Le mariage est l’union de deux personnes qui s’aiment et qui entraîne la cohésion entre entre deux familles. Si de prime abord , ces deux personnes font le serment de se chérir dans le respect et la protection mutuelle, il est fréquent de nos jours de constater que cette idylle se transforme assez rapidement en cauchemar pour une grande majorités de femmes. Du haut de leur petit nuage, elles sombrent facilement dans les méandres de la violence. Une violence à l’égard des femmes et des filles, devenu un fléau mondial. Même si elle attire l’attention de la communauté, les réponses qui y sont souvent apportées paraissent toutefois inadéquates.

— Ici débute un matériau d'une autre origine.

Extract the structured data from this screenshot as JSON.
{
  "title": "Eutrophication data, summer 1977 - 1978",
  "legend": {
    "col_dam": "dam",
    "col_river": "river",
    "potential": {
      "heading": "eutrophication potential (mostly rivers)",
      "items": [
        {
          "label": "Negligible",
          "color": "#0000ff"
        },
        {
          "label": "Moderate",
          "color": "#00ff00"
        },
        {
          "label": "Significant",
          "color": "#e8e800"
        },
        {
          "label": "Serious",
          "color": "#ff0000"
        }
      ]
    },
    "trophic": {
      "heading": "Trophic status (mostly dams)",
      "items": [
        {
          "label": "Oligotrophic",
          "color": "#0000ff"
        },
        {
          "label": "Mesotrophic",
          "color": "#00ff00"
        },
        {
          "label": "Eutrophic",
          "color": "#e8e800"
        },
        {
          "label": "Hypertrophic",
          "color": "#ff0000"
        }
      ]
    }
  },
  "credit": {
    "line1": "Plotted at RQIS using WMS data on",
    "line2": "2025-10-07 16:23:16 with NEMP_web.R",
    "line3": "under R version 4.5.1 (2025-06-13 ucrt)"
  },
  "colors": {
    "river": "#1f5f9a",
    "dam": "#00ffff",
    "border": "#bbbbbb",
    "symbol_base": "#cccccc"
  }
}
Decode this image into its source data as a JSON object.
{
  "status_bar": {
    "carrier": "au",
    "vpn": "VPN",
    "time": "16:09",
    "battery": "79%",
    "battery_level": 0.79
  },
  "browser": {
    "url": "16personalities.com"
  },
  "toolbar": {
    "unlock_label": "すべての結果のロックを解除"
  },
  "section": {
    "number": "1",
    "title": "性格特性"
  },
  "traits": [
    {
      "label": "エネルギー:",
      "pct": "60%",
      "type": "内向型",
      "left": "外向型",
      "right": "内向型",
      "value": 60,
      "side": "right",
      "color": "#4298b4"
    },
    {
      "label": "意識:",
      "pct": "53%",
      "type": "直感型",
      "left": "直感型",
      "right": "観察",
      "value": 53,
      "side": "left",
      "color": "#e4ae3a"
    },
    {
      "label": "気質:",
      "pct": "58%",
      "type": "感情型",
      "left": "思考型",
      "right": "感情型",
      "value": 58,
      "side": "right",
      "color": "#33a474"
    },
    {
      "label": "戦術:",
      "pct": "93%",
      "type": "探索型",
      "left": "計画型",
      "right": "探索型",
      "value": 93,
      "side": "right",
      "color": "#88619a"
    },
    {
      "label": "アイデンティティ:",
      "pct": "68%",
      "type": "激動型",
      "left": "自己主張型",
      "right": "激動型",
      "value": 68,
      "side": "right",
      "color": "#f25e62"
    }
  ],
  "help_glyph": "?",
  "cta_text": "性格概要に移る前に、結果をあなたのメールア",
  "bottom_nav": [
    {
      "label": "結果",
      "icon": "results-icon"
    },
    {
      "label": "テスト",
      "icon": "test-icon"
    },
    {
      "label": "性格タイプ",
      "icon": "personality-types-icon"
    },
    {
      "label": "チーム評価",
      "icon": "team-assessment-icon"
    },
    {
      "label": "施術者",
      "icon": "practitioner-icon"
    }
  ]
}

Au Mali au cours de ses dernières années il est de légion que beaucoup de femmes subissent des violences conjugales pouvant même découler sur des crimes. Passionnels ou prémédités, les délibérations de quelques rares cas traduits devant la justice, tendent à faire pencher la balance vers le premier verdict ; rendant du coup les peines des accusés « légères »

Même si des lois existent, elles sont appliquées faiblement voire faiblement. Leur mise en œuvre se heurte à la résidence de certaines pratiques coutumières discriminatoires pour les femmes et les filles au sein du foyer ou de la société, constituent ainsi une entrave à leur épanouissement.

Selon ONU Femme Afrique, en 2015, le Mali a enregistré 1468 cas déclarés. Des violences physiques, au déni de ressources, jusqu’aux violences psychologiques, les maliennes font face à plus de 20 types de violences régulières. En 2018, 9000 cas de violences ont été recensés selon une association qui lutte contre la violence faite aux femmes.Il est nécessaire de signaler que la majorité des cas passent inaperçus dans les sujets de discussion des citoyens lambda. Néanmoins, certains cas ont fait montre quant à la réelle urgence de prêter foi à la détresse et au cri d’alarme des différentes victimes de ce mal qui gangrène et sévit dans les foyers maliens.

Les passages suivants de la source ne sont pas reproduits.